E’ significativa anche la storia di Don Agostino Coppola, cugino del capo di Cosa Nostra americana Frank Coppola, detto “Frank tre dita”. Don Agostino è il prete dei corleonesi ed è colui che celebra le nozze di Riina con Ninetta Bagarella, a Cinisi. Legato anch’egli alla figura di Luciano Liggio, confessore di boss importanti, è anche amministratore dei beni dell’arcidiocesi di Monreale. Un sacerdote mafioso a tutti gli effetti, condannato con sentenza definitiva per sequestro di persona e rinviato a giudizio al quarto maxi processo, poco prima di morire.

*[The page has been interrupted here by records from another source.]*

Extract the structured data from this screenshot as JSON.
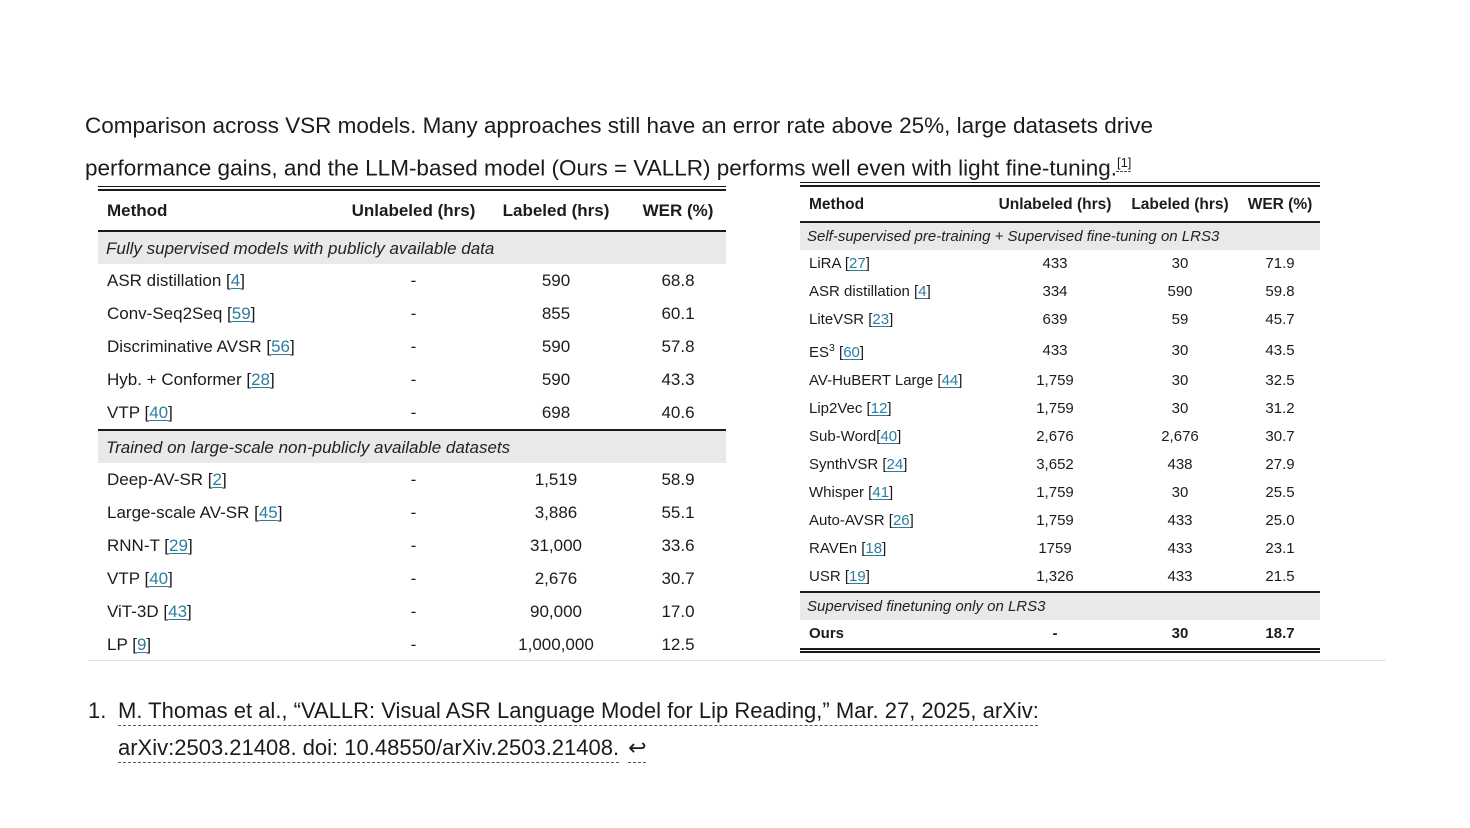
{
  "intro": {
    "line1": "Comparison across VSR models. Many approaches still have an error rate above 25%, large datasets drive",
    "line2": "performance gains, and the LLM-based model (Ours = VALLR) performs well even with light fine-tuning.",
    "footnote_ref": "[1]"
  },
  "tables": {
    "left": {
      "columns": [
        "Method",
        "Unlabeled (hrs)",
        "Labeled (hrs)",
        "WER (%)"
      ],
      "sections": [
        {
          "label": "Fully supervised models with publicly available data",
          "rows": [
            {
              "method": "ASR distillation",
              "ref": "4",
              "unlabeled": "-",
              "labeled": "590",
              "wer": "68.8"
            },
            {
              "method": "Conv-Seq2Seq",
              "ref": "59",
              "unlabeled": "-",
              "labeled": "855",
              "wer": "60.1"
            },
            {
              "method": "Discriminative AVSR",
              "ref": "56",
              "unlabeled": "-",
              "labeled": "590",
              "wer": "57.8"
            },
            {
              "method": "Hyb. + Conformer",
              "ref": "28",
              "unlabeled": "-",
              "labeled": "590",
              "wer": "43.3"
            },
            {
              "method": "VTP",
              "ref": "40",
              "unlabeled": "-",
              "labeled": "698",
              "wer": "40.6"
            }
          ]
        },
        {
          "label": "Trained on large-scale non-publicly available datasets",
          "rows": [
            {
              "method": "Deep-AV-SR",
              "ref": "2",
              "unlabeled": "-",
              "labeled": "1,519",
              "wer": "58.9"
            },
            {
              "method": "Large-scale AV-SR",
              "ref": "45",
              "unlabeled": "-",
              "labeled": "3,886",
              "wer": "55.1"
            },
            {
              "method": "RNN-T",
              "ref": "29",
              "unlabeled": "-",
              "labeled": "31,000",
              "wer": "33.6"
            },
            {
              "method": "VTP",
              "ref": "40",
              "unlabeled": "-",
              "labeled": "2,676",
              "wer": "30.7"
            },
            {
              "method": "ViT-3D",
              "ref": "43",
              "unlabeled": "-",
              "labeled": "90,000",
              "wer": "17.0"
            },
            {
              "method": "LP",
              "ref": "9",
              "unlabeled": "-",
              "labeled": "1,000,000",
              "wer": "12.5"
            }
          ]
        }
      ]
    },
    "right": {
      "columns": [
        "Method",
        "Unlabeled (hrs)",
        "Labeled (hrs)",
        "WER (%)"
      ],
      "sections": [
        {
          "label": "Self-supervised pre-training + Supervised fine-tuning on LRS3",
          "rows": [
            {
              "method": "LiRA",
              "ref": "27",
              "unlabeled": "433",
              "labeled": "30",
              "wer": "71.9"
            },
            {
              "method": "ASR distillation",
              "ref": "4",
              "unlabeled": "334",
              "labeled": "590",
              "wer": "59.8"
            },
            {
              "method": "LiteVSR",
              "ref": "23",
              "unlabeled": "639",
              "labeled": "59",
              "wer": "45.7"
            },
            {
              "method": "ES",
              "sup": "3",
              "ref": "60",
              "unlabeled": "433",
              "labeled": "30",
              "wer": "43.5"
            },
            {
              "method": "AV-HuBERT Large",
              "ref": "44",
              "unlabeled": "1,759",
              "labeled": "30",
              "wer": "32.5"
            },
            {
              "method": "Lip2Vec",
              "ref": "12",
              "unlabeled": "1,759",
              "labeled": "30",
              "wer": "31.2"
            },
            {
              "method": "Sub-Word",
              "ref": "40",
              "tight": true,
              "unlabeled": "2,676",
              "labeled": "2,676",
              "wer": "30.7"
            },
            {
              "method": "SynthVSR",
              "ref": "24",
              "unlabeled": "3,652",
              "labeled": "438",
              "wer": "27.9"
            },
            {
              "method": "Whisper",
              "ref": "41",
              "unlabeled": "1,759",
              "labeled": "30",
              "wer": "25.5"
            },
            {
              "method": "Auto-AVSR",
              "ref": "26",
              "unlabeled": "1,759",
              "labeled": "433",
              "wer": "25.0"
            },
            {
              "method": "RAVEn",
              "ref": "18",
              "unlabeled": "1759",
              "labeled": "433",
              "wer": "23.1"
            },
            {
              "method": "USR",
              "ref": "19",
              "unlabeled": "1,326",
              "labeled": "433",
              "wer": "21.5"
            }
          ]
        },
        {
          "label": "Supervised finetuning only on LRS3",
          "rows": [
            {
              "method": "Ours",
              "bold": true,
              "unlabeled": "-",
              "labeled": "30",
              "wer": "18.7"
            }
          ]
        }
      ]
    }
  },
  "footnote": {
    "marker": "1.",
    "line1": "M. Thomas et al., “VALLR: Visual ASR Language Model for Lip Reading,” Mar. 27, 2025, arXiv:",
    "line2": "arXiv:2503.21408. doi: 10.48550/arXiv.2503.21408.",
    "backlink": "↩"
  },
  "colors": {
    "link": "#2b7e9e",
    "section_bg": "#e9e9e9",
    "rule_dark": "#1a1a1a",
    "divider": "#e3e3e3"
  }
}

Vi sono rapporti accertati anche tra membri della Chiesa e la ‘ndrangheta. In Calabria alcuni preti sono stati colti a spacciare cocaina e portare la pistola. Esponenti ecclesiastici hanno testimoniato ai processi definendo gli imputati dei galantuomini e altri hanno celebrato funerali di boss dicendo: “chi siamo noi per giudicare il bene e il male”? Questa retorica è specchio di una concezione della fede come rapporto privatistico tra individuo, sacerdote e Dio, ma che non ha nessuna corrispondenza nella vita sociale: tutto si risolve in un problema di coscienza, che si lava volta per volta con la confessione.

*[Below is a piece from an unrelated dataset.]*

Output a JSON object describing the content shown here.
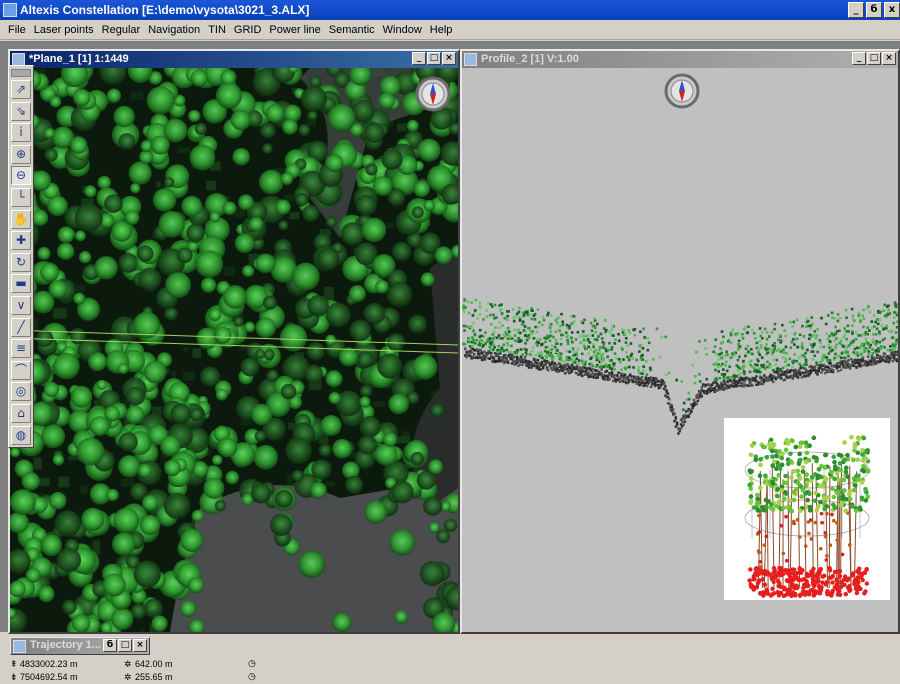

Questa impostazione ha indubbiamente fornito l‘humus necessario alle cosche per insinuarsi dentro le coscienze, consentendo alle mafie di affondare le proprie radici nelle profondità dei corpi sociali del meridione, da cui poi si sono diffuse nel resto della penisola. Pur non volendo negare le responsabilità storiche di certe frange, è però giusto ricordare gli sforzi e i sacrifici, che per alcuni sono stati della vita stessa, che la Chiesa ha messo in campo negli ultimi vent’anni contro la mafia. Sarà argomento del nostro prossimo articolo sul tema.